The Workplace Depot
- Type: Private
- Industry: Retail; Wholesale;
- Predecessor: Central Source Ltd.
- Founded: 1991; 35 years ago in Nottingham, England
- Founders: Central Source: Ken Miller; The Workplace Depot: Steve Miller;
- Headquarters: Nottingham, Nottinghamshire, England
- Area served: United Kingdom
- Key people: Steve Miller (CEO)
- Products: Industrial and workplace equipment
- Website: theworkplacedepot.co.uk

= The Workplace Depot =

The Workplace Depot is a British retailer of industrial and workplace equipment based in Nottingham.

==History==
The Workplace Depot was founded in 1991 as Central Source Ltd by Ken Miller, initially operating from an industrial unit in Nottingham as a distributor of industrial products.

In 2012, under the leadership of Miller's son Steve Miller, The Workplace Depot was launched as an online retailer, which resulted in a shift away from the traditional catalogue-based distribution model. In 2021, the two entities were formally merged under The Workplace Depot brand.

The Workplace Depot was named The Sunday Times Top 10 Best Places to Work in both 2025 and 2026. In 2026, it was also ranked first by Great Place to Work's UK's Best Workplaces list.

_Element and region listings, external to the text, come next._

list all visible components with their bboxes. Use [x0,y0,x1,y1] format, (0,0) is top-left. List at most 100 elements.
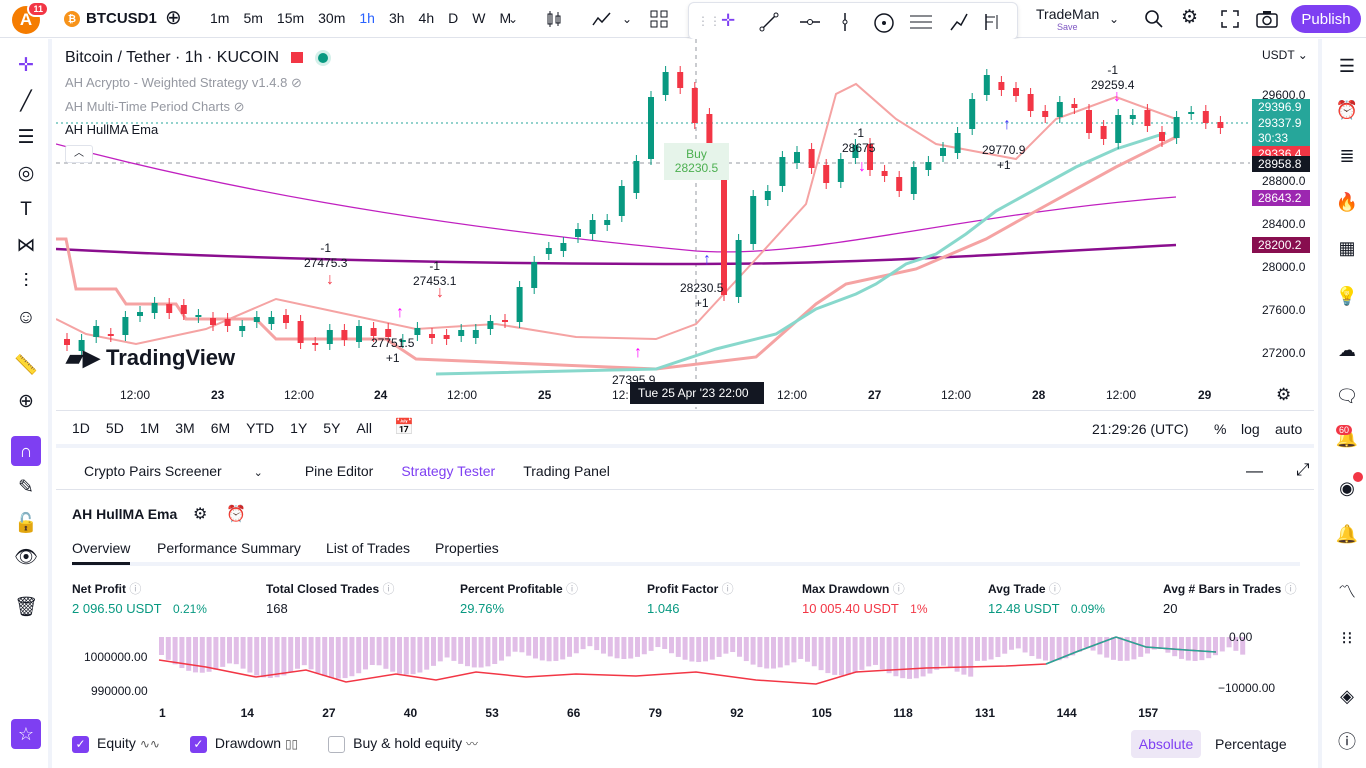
date-range-icon[interactable]: 📅 [393,418,414,436]
auto-toggle[interactable]: auto [1275,421,1303,437]
subtab-list-of-trades[interactable]: List of Trades [326,540,411,556]
buyhold-checkbox[interactable]: Buy & hold equity 〰 [328,735,478,753]
camera-icon[interactable] [1256,9,1278,33]
price-axis[interactable]: USDT ⌄ 29600.029200.028800.028400.028000… [1250,39,1314,409]
layers-icon[interactable]: ◈ [1340,686,1354,706]
trash-icon[interactable]: 🗑 [13,597,39,618]
indicator-legend-3[interactable]: AH HullMA Ema [65,122,159,137]
tab-trading-panel[interactable]: Trading Panel [523,462,610,479]
lock-icon[interactable]: 🔓 [14,513,38,534]
interval-M[interactable]: M [499,10,512,26]
eye-off-icon[interactable]: ⊘ [233,99,245,114]
drag-handle-icon[interactable]: ⋮⋮ [697,14,721,28]
alarm-clock-icon[interactable]: ⏰ [1335,100,1359,120]
range-5Y[interactable]: 5Y [323,419,341,436]
trading-icon[interactable]: 〽 [1338,582,1356,602]
gear-icon[interactable]: ⚙ [1181,7,1199,28]
indicators-icon[interactable] [592,10,612,32]
price-chart[interactable]: ↓ ↓ ↑ ↑ ↑ ↓ ↑ ↓ Bitcoin / Tether · 1h · KUCOIN … [56,39,1314,409]
emoji-icon[interactable]: ☺ [16,307,36,328]
text-tool-icon[interactable]: T [20,199,32,220]
currency-selector[interactable]: USDT ⌄ [1262,48,1308,62]
range-1D[interactable]: 1D [72,419,90,436]
range-5D[interactable]: 5D [105,419,124,436]
range-6M[interactable]: 6M [210,419,231,436]
symbol-search-button[interactable]: BTCUSD1 [86,10,157,27]
watchlist-icon[interactable]: ☰ [1338,56,1356,76]
info-icon[interactable]: ⓘ [1048,582,1061,596]
path-icon[interactable] [949,12,969,36]
candles-chart-type-icon[interactable] [545,10,563,32]
patterns-tool-icon[interactable]: ◎ [17,163,35,184]
info-icon[interactable]: ⓘ [1284,582,1297,596]
layout-name[interactable]: TradeMan [1036,6,1100,22]
info-icon[interactable]: ⓘ [892,582,905,596]
equity-chart[interactable] [56,632,1314,722]
maximize-panel-icon[interactable]: ⤢ [1296,460,1310,479]
flag-icon[interactable] [291,52,304,64]
subtab-overview[interactable]: Overview [72,540,131,565]
percentage-toggle[interactable]: Percentage [1215,736,1287,752]
chevron-down-icon[interactable]: ⌄ [508,12,519,26]
info-icon[interactable]: ⓘ [721,582,734,596]
interval-1m[interactable]: 1m [210,10,230,26]
horizontal-line-icon[interactable] [799,12,821,36]
dom-icon[interactable]: ⁝⁝ [1341,628,1353,648]
info-icon[interactable]: ⓘ [382,582,395,596]
chart-settings-icon[interactable]: ⚙ [1276,385,1292,404]
tab-strategy-tester[interactable]: Strategy Tester [401,462,496,479]
info-icon[interactable]: ⓘ [129,582,142,596]
ruler-icon[interactable]: 📏 [14,355,38,376]
fib-lines-icon[interactable] [909,12,933,36]
range-1Y[interactable]: 1Y [290,419,308,436]
compare-symbol-icon[interactable]: ⊕ [165,7,182,29]
publish-button[interactable]: Publish [1291,5,1361,33]
eye-off-icon[interactable]: ⊘ [290,75,302,90]
bell-icon[interactable]: 🔔 [1335,524,1359,544]
interval-D[interactable]: D [448,10,459,26]
range-3M[interactable]: 3M [175,419,195,436]
interval-4h[interactable]: 4h [418,10,435,26]
trendline-tool-icon[interactable]: ╱ [20,91,32,112]
vertical-line-icon[interactable] [839,12,851,36]
user-avatar[interactable]: A 11 [12,1,49,34]
calendar-icon[interactable]: ▦ [1338,238,1356,258]
hotlist-fire-icon[interactable]: 🔥 [1335,192,1359,212]
info-icon[interactable]: ⓘ [566,582,579,596]
time-axis[interactable]: 12:00 23 12:00 24 12:00 25 12: 12:00 27 12:00 28 12… [56,382,1314,407]
chevron-down-icon[interactable]: ⌄ [622,12,633,26]
trend-line-icon[interactable] [759,12,779,36]
interval-1h[interactable]: 1h [359,10,375,26]
interval-30m[interactable]: 30m [318,10,346,26]
range-YTD[interactable]: YTD [246,419,275,436]
eye-icon[interactable]: 👁 [13,547,39,568]
range-All[interactable]: All [356,419,372,436]
ideas-lightbulb-icon[interactable]: 💡 [1335,286,1359,306]
layout-grid-icon[interactable] [650,10,668,32]
crosshair-icon[interactable]: ✛ [721,11,736,30]
stay-in-drawing-icon[interactable]: ✎ [18,477,34,498]
interval-5m[interactable]: 5m [243,10,263,26]
drawdown-checkbox[interactable]: ✓ Drawdown ▯▯ [189,735,298,753]
circle-icon[interactable] [873,12,895,38]
indicator-legend-2[interactable]: AH Multi-Time Period Charts ⊘ [65,99,245,114]
log-toggle[interactable]: log [1241,421,1260,437]
minimize-panel-icon[interactable]: — [1246,461,1263,480]
chat-icon[interactable]: 🗨 [1335,386,1359,406]
tab-crypto-screener[interactable]: Crypto Pairs Screener ⌄ [84,462,263,479]
xabcd-pattern-icon[interactable]: ⋈ [16,235,36,256]
percent-toggle[interactable]: % [1214,421,1227,437]
forecasting-tool-icon[interactable]: ⫶ [23,271,29,292]
subtab-performance-summary[interactable]: Performance Summary [157,540,301,556]
strategy-settings-icon[interactable]: ⚙ [193,506,208,523]
indicator-legend-1[interactable]: AH Acrypto - Weighted Strategy v1.4.8 ⊘ [65,75,302,90]
fullscreen-icon[interactable] [1220,9,1240,33]
equity-checkbox[interactable]: ✓ Equity ∿∿ [72,735,160,753]
long-position-icon[interactable] [983,12,1003,36]
subtab-properties[interactable]: Properties [435,540,499,556]
crosshair-tool-icon[interactable]: ✛ [18,55,34,76]
zoom-in-icon[interactable]: ⊕ [18,391,34,412]
save-status[interactable]: Save [1057,22,1078,32]
fib-tool-icon[interactable]: ☰ [17,127,35,148]
magnet-icon[interactable]: ∩ [11,436,41,466]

In May 2026, The Workplace Depot received a King's Award for Enterprise.

==Operations==
The Workplace Depot is headquartered at Miller House on Moorbridge Road East in Bingham and operates warehouses on the same industrial estate. Its product range includes materials handling and lifting equipment, storage and shelving, ladders, safety barriers, and health and safety supplies.

It also manufactures its own range of mobile safety steps and access platforms at a facility in the United Kingdom.